Minister verteidigt Autoindustrie in Feinstaub-Debatte
Clement: Deutsche müssen flexibler werden

HB BERLIN. Bundeswirtschaftsminister Wolfgang Clement (SPD) hat an die Opposition appelliert, die Vereinbarungen des Job-Gipfels so rasch wie möglich mit der Koalition umzusetzen. «Wir können keine Unsicherheit mehr vertragen, wir brauchen hier kein ambivalentes Verhalten, sondern wir brauchen hier klare Verhältnisse», sagte der Minister am Sonntag dem Deutschlandfunk.

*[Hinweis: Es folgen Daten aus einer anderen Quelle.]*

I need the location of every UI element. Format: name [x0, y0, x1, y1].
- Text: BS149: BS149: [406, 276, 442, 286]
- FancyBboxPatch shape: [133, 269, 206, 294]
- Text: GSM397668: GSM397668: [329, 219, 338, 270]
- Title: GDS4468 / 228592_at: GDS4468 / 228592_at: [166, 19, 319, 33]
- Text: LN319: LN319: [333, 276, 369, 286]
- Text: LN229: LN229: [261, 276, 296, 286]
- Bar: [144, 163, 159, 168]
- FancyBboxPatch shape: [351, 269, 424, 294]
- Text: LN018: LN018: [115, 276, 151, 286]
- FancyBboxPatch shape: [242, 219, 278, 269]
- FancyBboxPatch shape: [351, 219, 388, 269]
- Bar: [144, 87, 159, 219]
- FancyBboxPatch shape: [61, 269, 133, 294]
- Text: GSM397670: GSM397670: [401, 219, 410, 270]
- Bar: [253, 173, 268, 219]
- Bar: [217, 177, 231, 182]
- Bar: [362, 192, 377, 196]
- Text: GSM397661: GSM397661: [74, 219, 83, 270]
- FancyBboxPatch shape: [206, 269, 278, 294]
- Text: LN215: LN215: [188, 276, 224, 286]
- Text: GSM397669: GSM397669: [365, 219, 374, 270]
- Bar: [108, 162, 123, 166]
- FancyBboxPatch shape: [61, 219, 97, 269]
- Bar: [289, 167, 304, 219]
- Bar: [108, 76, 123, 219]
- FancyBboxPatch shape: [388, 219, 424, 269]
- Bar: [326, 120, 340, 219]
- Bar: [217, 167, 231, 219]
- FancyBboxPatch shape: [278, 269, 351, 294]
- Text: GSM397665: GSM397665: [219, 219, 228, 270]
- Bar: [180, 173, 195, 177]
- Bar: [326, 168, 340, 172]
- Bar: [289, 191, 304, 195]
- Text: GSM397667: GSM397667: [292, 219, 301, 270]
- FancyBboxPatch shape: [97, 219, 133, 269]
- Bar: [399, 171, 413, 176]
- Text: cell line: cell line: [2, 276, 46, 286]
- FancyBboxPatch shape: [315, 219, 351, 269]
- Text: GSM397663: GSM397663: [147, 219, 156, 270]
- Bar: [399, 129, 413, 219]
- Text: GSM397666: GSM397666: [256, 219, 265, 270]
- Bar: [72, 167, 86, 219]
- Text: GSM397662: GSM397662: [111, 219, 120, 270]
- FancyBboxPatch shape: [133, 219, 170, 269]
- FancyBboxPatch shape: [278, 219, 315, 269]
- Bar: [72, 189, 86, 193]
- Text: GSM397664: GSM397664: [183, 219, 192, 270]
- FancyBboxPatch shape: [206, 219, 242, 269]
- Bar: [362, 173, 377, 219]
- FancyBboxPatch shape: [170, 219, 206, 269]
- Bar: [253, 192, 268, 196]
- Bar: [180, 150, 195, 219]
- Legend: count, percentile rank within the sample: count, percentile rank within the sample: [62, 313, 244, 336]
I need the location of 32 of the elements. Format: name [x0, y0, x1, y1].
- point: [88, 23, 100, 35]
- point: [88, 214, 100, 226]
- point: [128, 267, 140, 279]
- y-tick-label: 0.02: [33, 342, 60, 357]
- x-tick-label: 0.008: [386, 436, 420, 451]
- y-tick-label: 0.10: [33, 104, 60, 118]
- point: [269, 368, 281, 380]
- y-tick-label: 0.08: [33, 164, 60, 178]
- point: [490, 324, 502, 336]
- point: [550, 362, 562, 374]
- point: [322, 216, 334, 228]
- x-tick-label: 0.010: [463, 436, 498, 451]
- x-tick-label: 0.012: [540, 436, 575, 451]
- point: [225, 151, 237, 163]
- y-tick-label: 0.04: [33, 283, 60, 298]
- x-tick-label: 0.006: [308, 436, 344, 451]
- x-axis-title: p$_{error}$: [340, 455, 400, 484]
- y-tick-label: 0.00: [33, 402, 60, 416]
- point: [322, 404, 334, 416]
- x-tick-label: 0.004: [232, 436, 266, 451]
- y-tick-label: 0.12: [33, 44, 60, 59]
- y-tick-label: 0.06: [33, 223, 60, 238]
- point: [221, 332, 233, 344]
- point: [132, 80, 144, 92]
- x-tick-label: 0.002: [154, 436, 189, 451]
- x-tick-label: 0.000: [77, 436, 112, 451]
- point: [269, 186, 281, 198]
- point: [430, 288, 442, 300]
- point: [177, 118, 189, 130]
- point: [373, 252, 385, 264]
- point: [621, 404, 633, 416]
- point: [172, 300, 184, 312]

«Wir brauchen mehr Wachstum, wir brauchen mehr Sicherheit bei den Investoren und bei den Verbrauchern», erläuterte Clement. «Die müssen sich wieder verlassen können auf eine klare Perspektive in Deutschland.» Und dazu gehöre, «dass wir das realisieren, was wir zugesagt haben». Dabei hob der SPD-Politiker die Senkung der Körperschaftsteuer sowie der Erbschaftsteuer bei Betriebsübergängen hervor.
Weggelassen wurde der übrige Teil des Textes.